Show that if $\prod_\alpha X_\alpha$ is connected and nonempty then each $X_\alpha$ is connected.
My work so far involves using this property of a connected space: the only open and closed sets are $\emptyset$ and the space itself.
I assume to know that the canonical projection maps $p_\alpha : \prod_\alpha X_\alpha \to X_\alpha$ are open maps.
First I consider $U=\emptyset\in \prod_\alpha X_\alpha$. Then $U$ is open, so $p_\alpha (U)$ is also open, and its complement $\emptyset^c = X_\alpha$ will be closed. And vice versa if $U=\prod_\alpha X_\alpha$ then $p_\alpha(U)=X_\alpha \implies X_\alpha^c =\emptyset\in X_\alpha$ is closed. So we get that $\emptyset$ and $X_\alpha$ are clopen in each $X_\alpha$.
Next is the case that $V$ is a proper subset of $\prod_\alpha X_\alpha$. Then I know $V$ is either open or closed, but not both.
This is where I get stuck, since the projection maps are open, but not necessarily closed, so I know if $V$ is open then $p_\alpha (V)$ is also open, but there's no reason I can see so far why $p_\alpha (V)$ is not also closed in each $X_\alpha$.
Is there a way to continue this line of reasoning to complete the proof?
Best Answer
You were good until (as pointed in the comments ) you assumed that $V$ has to be either open or closed which is not true (it can be neither)
Now to prove the question generally we would be looking at the projection maps
Now notice that these projections are canonically surjective which you can check follows from the definition: $f: X \rightarrow Y$ is said to be surjective if for every $y$ in $Y$ there exists some $x$ in $X$ such that $f(x) = y$ (basically the if $f$ is surjective then the codomain $=$ domain.)
Now we are essentially done because continuous functions preserve connectedness
Extras/References
This is something new (this is the first!) I want to try out where I put forth a few (related) questions and maybe references to articles or books and personal notes if needed
Prove that $\mathbb{Q}$ is neither closed nor open
Prove that the projection map $\pi_{\alpha}$ is continuous for infinite products
In the Lemma we we said or assumed that $f$ is surjective.
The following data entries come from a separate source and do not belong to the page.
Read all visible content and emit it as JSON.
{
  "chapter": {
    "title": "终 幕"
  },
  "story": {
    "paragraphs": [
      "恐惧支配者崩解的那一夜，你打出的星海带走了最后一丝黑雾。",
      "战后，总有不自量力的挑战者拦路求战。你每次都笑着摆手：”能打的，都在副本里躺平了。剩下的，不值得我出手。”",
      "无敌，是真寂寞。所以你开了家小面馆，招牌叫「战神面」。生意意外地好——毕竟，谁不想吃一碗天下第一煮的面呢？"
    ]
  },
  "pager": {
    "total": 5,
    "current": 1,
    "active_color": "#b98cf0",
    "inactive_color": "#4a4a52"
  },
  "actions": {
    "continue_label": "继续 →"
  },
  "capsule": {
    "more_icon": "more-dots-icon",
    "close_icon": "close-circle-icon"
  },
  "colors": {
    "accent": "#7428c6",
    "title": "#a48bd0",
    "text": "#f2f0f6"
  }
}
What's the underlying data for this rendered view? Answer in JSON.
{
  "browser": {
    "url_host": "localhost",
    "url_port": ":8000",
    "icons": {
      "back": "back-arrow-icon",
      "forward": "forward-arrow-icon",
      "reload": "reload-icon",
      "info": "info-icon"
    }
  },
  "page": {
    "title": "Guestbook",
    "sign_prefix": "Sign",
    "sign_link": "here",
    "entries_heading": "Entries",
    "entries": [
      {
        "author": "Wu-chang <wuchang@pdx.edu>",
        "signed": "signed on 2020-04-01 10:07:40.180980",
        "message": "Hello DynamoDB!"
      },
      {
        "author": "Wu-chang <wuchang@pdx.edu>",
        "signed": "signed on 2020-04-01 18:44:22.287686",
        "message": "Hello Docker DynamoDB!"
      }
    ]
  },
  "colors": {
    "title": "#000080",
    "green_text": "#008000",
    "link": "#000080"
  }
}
What if we do not assume $f$ to be surjective would connectedness still be preserved?
What other properties are preserved by continuous functions? (Like we just proved connectedness in preserved are other properties like compactness locally-compact/connected or even the separation axioms preserved too?)
To put forth some references Engelking has a great book (with imo quite hard problems) others inlude John Kelley I would also recommend Counterexamples in topology (Dover edition)